Di nuovo, gli archivi dei quotidiani permettono di farsi un’idea dell’ampiezza dell’uso del termine (anche in questo caso, comprensibilmente, misurata: 42 attestazioni sulla “Repubblica”, 25 sulla “Stampa” – sommando le ricerche sui due archivi disponibili – e 10 sul “Corriere della Sera”) e di anticiparne la datazione al 1980 (in un articolo di Lucia Curino, Sanremo in balia dei “maghi”, “La Stampa”, 20/7/1980, p. 6). Per escapologia la ricerca sulle pagine italiane di Google restituisce 81.000 risultati, di cui 63.500 in cui essa ricorre nella stringa “escapologia fiscale”, di cui sopra abbiamo riportato un esempio.

Questo ultimo dato appare sintomatico di una mutata percezione dei parlanti: le parole che stiamo trattando evidentemente oggi appaiono, a chi le usa, appropriate per descrivere situazioni in cui si fugge da qualcosa di più o meno serio, si sparisce, si cercano, in generale, scappatoie. Nel contesto comunicativo attuale, in cui la base inglese comune alle nostre parole risulta a molti, se non trasparente, per lo meno familiare, è possibile coniare locuzioni come “escapologia fiscale” e aspettarsi di essere compresi.
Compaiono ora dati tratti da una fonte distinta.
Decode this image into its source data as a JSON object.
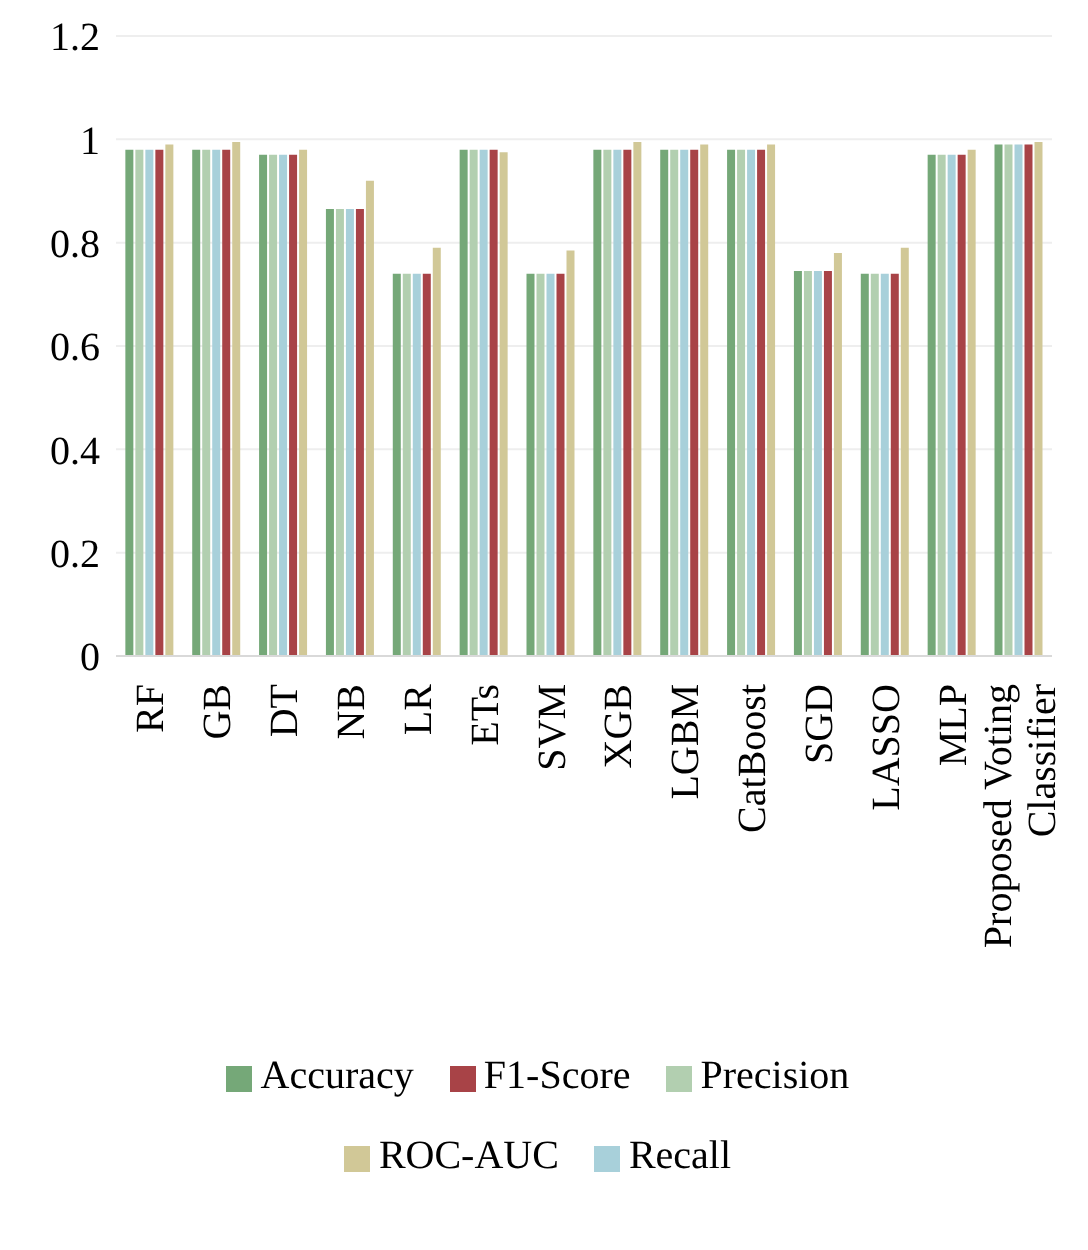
{
  "chart_data": {
    "type": "bar",
    "categories": [
      "RF",
      "GB",
      "DT",
      "NB",
      "LR",
      "ETs",
      "SVM",
      "XGB",
      "LGBM",
      "CatBoost",
      "SGD",
      "LASSO",
      "MLP",
      "Proposed Voting Classifier"
    ],
    "series": [
      {
        "name": "Accuracy",
        "color": "#75a878",
        "values": [
          0.98,
          0.98,
          0.97,
          0.865,
          0.74,
          0.98,
          0.74,
          0.98,
          0.98,
          0.98,
          0.745,
          0.74,
          0.97,
          0.99
        ]
      },
      {
        "name": "Precision",
        "color": "#b2cfb0",
        "values": [
          0.98,
          0.98,
          0.97,
          0.865,
          0.74,
          0.98,
          0.74,
          0.98,
          0.98,
          0.98,
          0.745,
          0.74,
          0.97,
          0.99
        ]
      },
      {
        "name": "Recall",
        "color": "#a8d0da",
        "values": [
          0.98,
          0.98,
          0.97,
          0.865,
          0.74,
          0.98,
          0.74,
          0.98,
          0.98,
          0.98,
          0.745,
          0.74,
          0.97,
          0.99
        ]
      },
      {
        "name": "F1-Score",
        "color": "#a84347",
        "values": [
          0.98,
          0.98,
          0.97,
          0.865,
          0.74,
          0.98,
          0.74,
          0.98,
          0.98,
          0.98,
          0.745,
          0.74,
          0.97,
          0.99
        ]
      },
      {
        "name": "ROC-AUC",
        "color": "#d1c897",
        "values": [
          0.99,
          0.995,
          0.98,
          0.92,
          0.79,
          0.975,
          0.785,
          0.995,
          0.99,
          0.99,
          0.78,
          0.79,
          0.98,
          0.995
        ]
      }
    ],
    "ylim": [
      0,
      1.2
    ],
    "yticks": [
      0,
      0.2,
      0.4,
      0.6,
      0.8,
      1,
      1.2
    ],
    "grid": "y",
    "legend": "bottom"
  }
}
Data la base comune, come dicevamo, il confine semantico tra escapismo ed escapologia risulta labile: può capitare, dunque, di imbattersi in usi di escapismo ed escapista in cui si parla, a rigore, di escapologia:

Il regista James Orr, per la ditta Walt Disney, ha preteso, tre anni fa di raccontarne la storia da un’altra angolazione: ossia mostrare come il figlio di un ungherese emigrato in America nel secolo scorso, ribelle alle costrizioni familiari, possa divenire un valente prestigiatore prima, poi un grande esperto di “escapismo”, l’arte di evadere, incatenato, da situazioni definite impossibili. (F.B., Ritratto di mago da cucciolo. “Il giovane Harry Houdini”, “Corriere della Sera”, 13/6/1990, p. 23)
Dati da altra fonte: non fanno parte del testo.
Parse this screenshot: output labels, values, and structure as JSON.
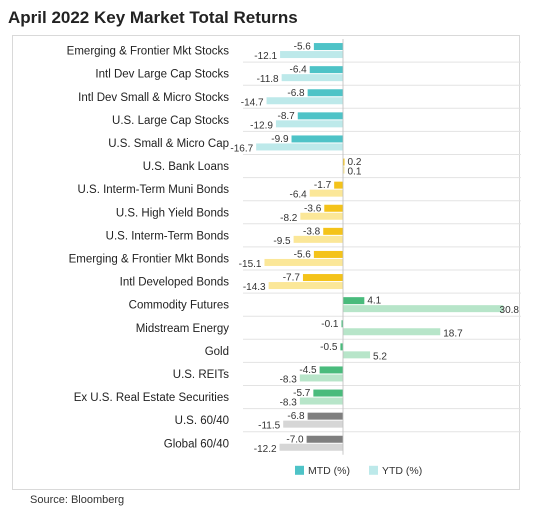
{
  "chart_data": {
    "type": "bar",
    "orientation": "horizontal",
    "title": "April 2022 Key Market Total Returns",
    "source": "Source: Bloomberg",
    "categories": [
      "Emerging & Frontier Mkt Stocks",
      "Intl Dev Large Cap Stocks",
      "Intl Dev Small & Micro Stocks",
      "U.S. Large Cap Stocks",
      "U.S. Small & Micro Cap",
      "U.S. Bank Loans",
      "U.S. Interm-Term Muni Bonds",
      "U.S. High Yield Bonds",
      "U.S. Interm-Term Bonds",
      "Emerging & Frontier Mkt Bonds",
      "Intl Developed Bonds",
      "Commodity Futures",
      "Midstream Energy",
      "Gold",
      "U.S. REITs",
      "Ex U.S. Real Estate Securities",
      "U.S. 60/40",
      "Global 60/40"
    ],
    "series": [
      {
        "name": "MTD (%)",
        "values": [
          -5.6,
          -6.4,
          -6.8,
          -8.7,
          -9.9,
          0.2,
          -1.7,
          -3.6,
          -3.8,
          -5.6,
          -7.7,
          4.1,
          -0.1,
          -0.5,
          -4.5,
          -5.7,
          -6.8,
          -7.0
        ]
      },
      {
        "name": "YTD (%)",
        "values": [
          -12.1,
          -11.8,
          -14.7,
          -12.9,
          -16.7,
          0.1,
          -6.4,
          -8.2,
          -9.5,
          -15.1,
          -14.3,
          30.8,
          18.7,
          5.2,
          -8.3,
          -8.3,
          -11.5,
          -12.2
        ]
      }
    ],
    "value_labels": {
      "mtd": [
        "-5.6",
        "-6.4",
        "-6.8",
        "-8.7",
        "-9.9",
        "0.2",
        "-1.7",
        "-3.6",
        "-3.8",
        "-5.6",
        "-7.7",
        "4.1",
        "-0.1",
        "-0.5",
        "-4.5",
        "-5.7",
        "-6.8",
        "-7.0"
      ],
      "ytd": [
        "-12.1",
        "-11.8",
        "-14.7",
        "-12.9",
        "-16.7",
        "0.1",
        "-6.4",
        "-8.2",
        "-9.5",
        "-15.1",
        "-14.3",
        "30.8",
        "18.7",
        "5.2",
        "-8.3",
        "-8.3",
        "-11.5",
        "-12.2"
      ]
    },
    "groups": [
      "equity",
      "equity",
      "equity",
      "equity",
      "equity",
      "fixed",
      "fixed",
      "fixed",
      "fixed",
      "fixed",
      "fixed",
      "real",
      "real",
      "real",
      "real",
      "real",
      "balanced",
      "balanced"
    ],
    "colors": {
      "equity": {
        "mtd": "#4ec3c7",
        "ytd": "#bde9ea"
      },
      "fixed": {
        "mtd": "#f4c31a",
        "ytd": "#fbe798"
      },
      "real": {
        "mtd": "#49bb7c",
        "ytd": "#b7e5c9"
      },
      "balanced": {
        "mtd": "#7f7f7f",
        "ytd": "#d6d6d6"
      }
    },
    "legend": {
      "mtd": "MTD (%)",
      "ytd": "YTD (%)",
      "position": "bottom-center"
    },
    "xlim": [
      -20,
      32
    ],
    "gridlines": "horizontal separators",
    "grid": true
  }
}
I “Quattro Cavalieri”, moderni Robin Hood che in Now you see me (2013) rubavano ai ricchi per dare ai poveri utilizzando le più classiche delle illusioni, cartomagia, escapismo, prestidigitazione, mentalismo e ipnosi, dopo un anno di latitanza (braccati dall’Fbi), stanno per tornare. (Cecilia Bressanelli, Un po’ di magia per affrontare la realtà, “Corriere della Sera”, 3/6/2016, p. 39)

Non mancano gli esempi tratti dalla cultura pop: nel romanzo di Michael Chabon Le fantastiche avventure di Kavalier e Clay (The amazing adventures of Kavalier & Clay (2000) nasce l’Escapista, personaggio dei fumetti ispirato a Houdini, che diventa, nel libro e nel fumetto in seguito a lui dedicati, veicolo di una serie di metafore di fuga dalla realtà opprimente della guerra. La responsabilità della confusione non è del resto tutta italiana: in inglese il nome del personaggio è The Escapist.
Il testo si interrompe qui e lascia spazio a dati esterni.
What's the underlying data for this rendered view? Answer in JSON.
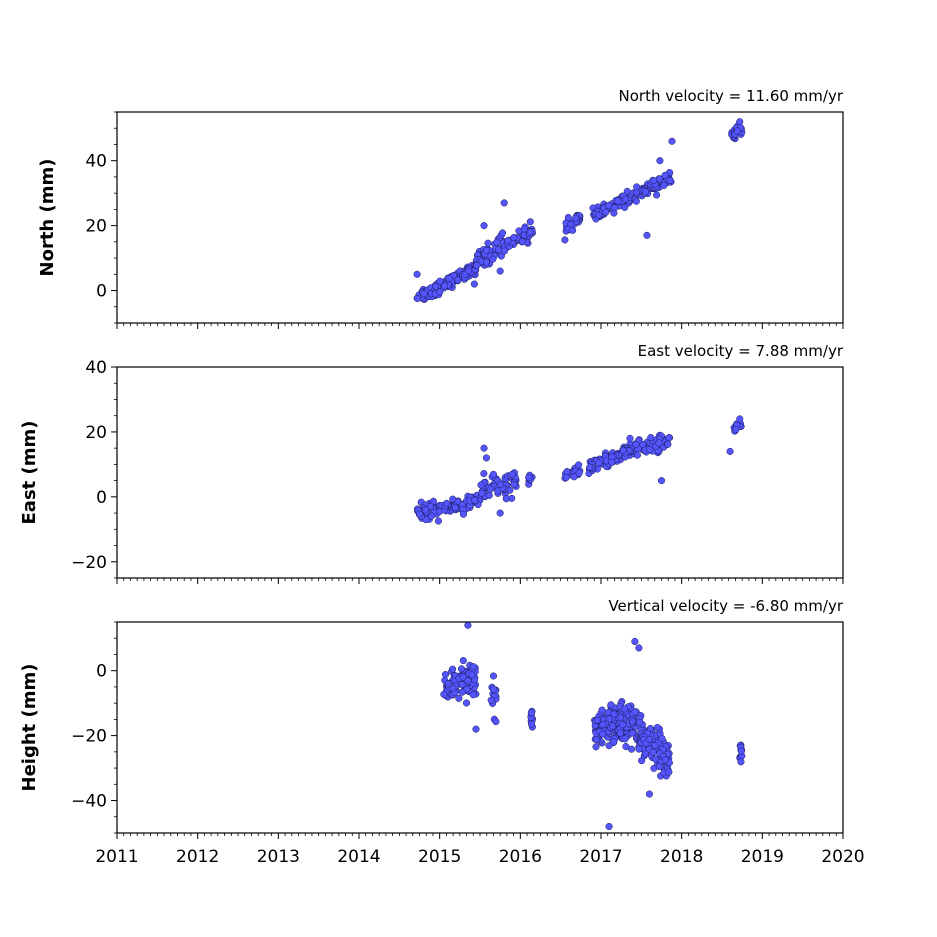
{
  "chart_data": [
    {
      "type": "scatter",
      "title": "North velocity = 11.60 mm/yr",
      "ylabel": "North (mm)",
      "xlim": [
        2011,
        2020
      ],
      "ylim": [
        -10,
        55
      ],
      "yticks": [
        0,
        20,
        40
      ],
      "marker_color": "#5555ff",
      "segments": [
        {
          "x0": 2014.72,
          "x1": 2015.0,
          "y0": -2,
          "y1": 1,
          "n": 40,
          "spread": 2.2
        },
        {
          "x0": 2015.0,
          "x1": 2015.45,
          "y0": 1,
          "y1": 7,
          "n": 70,
          "spread": 1.6
        },
        {
          "x0": 2015.45,
          "x1": 2015.8,
          "y0": 8,
          "y1": 15,
          "n": 55,
          "spread": 3.0
        },
        {
          "x0": 2015.8,
          "x1": 2016.15,
          "y0": 14,
          "y1": 18,
          "n": 45,
          "spread": 2.2
        },
        {
          "x0": 2016.55,
          "x1": 2016.75,
          "y0": 19,
          "y1": 23,
          "n": 25,
          "spread": 1.8
        },
        {
          "x0": 2016.9,
          "x1": 2017.4,
          "y0": 23,
          "y1": 29,
          "n": 80,
          "spread": 1.6
        },
        {
          "x0": 2017.4,
          "x1": 2017.88,
          "y0": 29,
          "y1": 35,
          "n": 70,
          "spread": 2.0
        },
        {
          "x0": 2018.62,
          "x1": 2018.75,
          "y0": 48,
          "y1": 50,
          "n": 25,
          "spread": 1.4
        }
      ],
      "x": [
        2014.72,
        2015.55,
        2015.8,
        2015.75,
        2016.05,
        2017.57,
        2017.73,
        2017.88,
        2018.72,
        2015.43
      ],
      "y": [
        5,
        20,
        27,
        6,
        19,
        17,
        40,
        46,
        52,
        2
      ]
    },
    {
      "type": "scatter",
      "title": "East velocity = 7.88 mm/yr",
      "ylabel": "East (mm)",
      "xlim": [
        2011,
        2020
      ],
      "ylim": [
        -25,
        40
      ],
      "yticks": [
        -20,
        0,
        20,
        40
      ],
      "marker_color": "#5555ff",
      "segments": [
        {
          "x0": 2014.72,
          "x1": 2015.0,
          "y0": -5,
          "y1": -4,
          "n": 45,
          "spread": 2.4
        },
        {
          "x0": 2015.0,
          "x1": 2015.5,
          "y0": -4,
          "y1": -1,
          "n": 70,
          "spread": 2.0
        },
        {
          "x0": 2015.5,
          "x1": 2015.95,
          "y0": 1,
          "y1": 5,
          "n": 60,
          "spread": 3.4
        },
        {
          "x0": 2016.1,
          "x1": 2016.15,
          "y0": 5,
          "y1": 7,
          "n": 8,
          "spread": 1.2
        },
        {
          "x0": 2016.55,
          "x1": 2016.75,
          "y0": 7,
          "y1": 8,
          "n": 25,
          "spread": 1.5
        },
        {
          "x0": 2016.85,
          "x1": 2017.25,
          "y0": 9,
          "y1": 13,
          "n": 70,
          "spread": 1.8
        },
        {
          "x0": 2017.25,
          "x1": 2017.85,
          "y0": 14,
          "y1": 17,
          "n": 90,
          "spread": 2.0
        },
        {
          "x0": 2018.65,
          "x1": 2018.75,
          "y0": 21,
          "y1": 22,
          "n": 15,
          "spread": 1.4
        }
      ],
      "x": [
        2015.55,
        2015.58,
        2015.75,
        2017.75,
        2018.6,
        2018.72
      ],
      "y": [
        15,
        12,
        -5,
        5,
        14,
        24
      ]
    },
    {
      "type": "scatter",
      "title": "Vertical velocity = -6.80 mm/yr",
      "ylabel": "Height (mm)",
      "xlabel": "",
      "xlim": [
        2011,
        2020
      ],
      "ylim": [
        -50,
        15
      ],
      "yticks": [
        -40,
        -20,
        0
      ],
      "xticks": [
        2011,
        2012,
        2013,
        2014,
        2015,
        2016,
        2017,
        2018,
        2019,
        2020
      ],
      "marker_color": "#5555ff",
      "segments": [
        {
          "x0": 2015.05,
          "x1": 2015.45,
          "y0": -5,
          "y1": -2,
          "n": 110,
          "spread": 4.5
        },
        {
          "x0": 2015.63,
          "x1": 2015.7,
          "y0": -8,
          "y1": -8,
          "n": 14,
          "spread": 7.0
        },
        {
          "x0": 2016.13,
          "x1": 2016.15,
          "y0": -15,
          "y1": -15,
          "n": 10,
          "spread": 4.5
        },
        {
          "x0": 2016.92,
          "x1": 2017.45,
          "y0": -18,
          "y1": -16,
          "n": 170,
          "spread": 5.5
        },
        {
          "x0": 2017.45,
          "x1": 2017.85,
          "y0": -20,
          "y1": -28,
          "n": 110,
          "spread": 6.0
        },
        {
          "x0": 2018.72,
          "x1": 2018.75,
          "y0": -24,
          "y1": -24,
          "n": 12,
          "spread": 4.5
        }
      ],
      "x": [
        2015.35,
        2017.42,
        2017.47,
        2017.1,
        2017.6,
        2015.45
      ],
      "y": [
        14,
        9,
        7,
        -48,
        -38,
        -18
      ]
    }
  ]
}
Un’ultima curiosità: non è raro imbattersi, navigando in rete, in associazioni tra il sostantivo/aggettivo escapista e le esperienze ludiche dette “escape room”. Il gioco consiste nel riuscire a evadere da un luogo (reale o virtuale) nel quale si è stati rinchiusi e che è protetto da una serie di serrature, passando attraverso la risoluzione di fantasiosi rompicapi. Escapisti sono a volte chiamati i giocatori che si cimentano nell’esperienza, ed escapista o forma di escapismo è definito il gioco stesso; segnaliamo infine un blog (escapisti.blogspot.com) dedicato agli escapisti nel senso di “appassionati di escape room”. La ricerca per tutte le parole della sequenza “escapista escape room” restituisce 12.900 risultati sulle pagine italiane di Google, 5.370 per “escapismo escape room”, 5.130 per “escapisti escape room”. In questi contesti, l’escapismo è una tipologia di gioco ben precisa che attira una nicchia di appassionati capaci di dare una nuova vita all’uso delle parole escapismo e escapista. Per vedere se questa risemantizzazione, per ora legata a un fenomeno di costume, avrà fortuna, però, dobbiamo aspettare e osservare.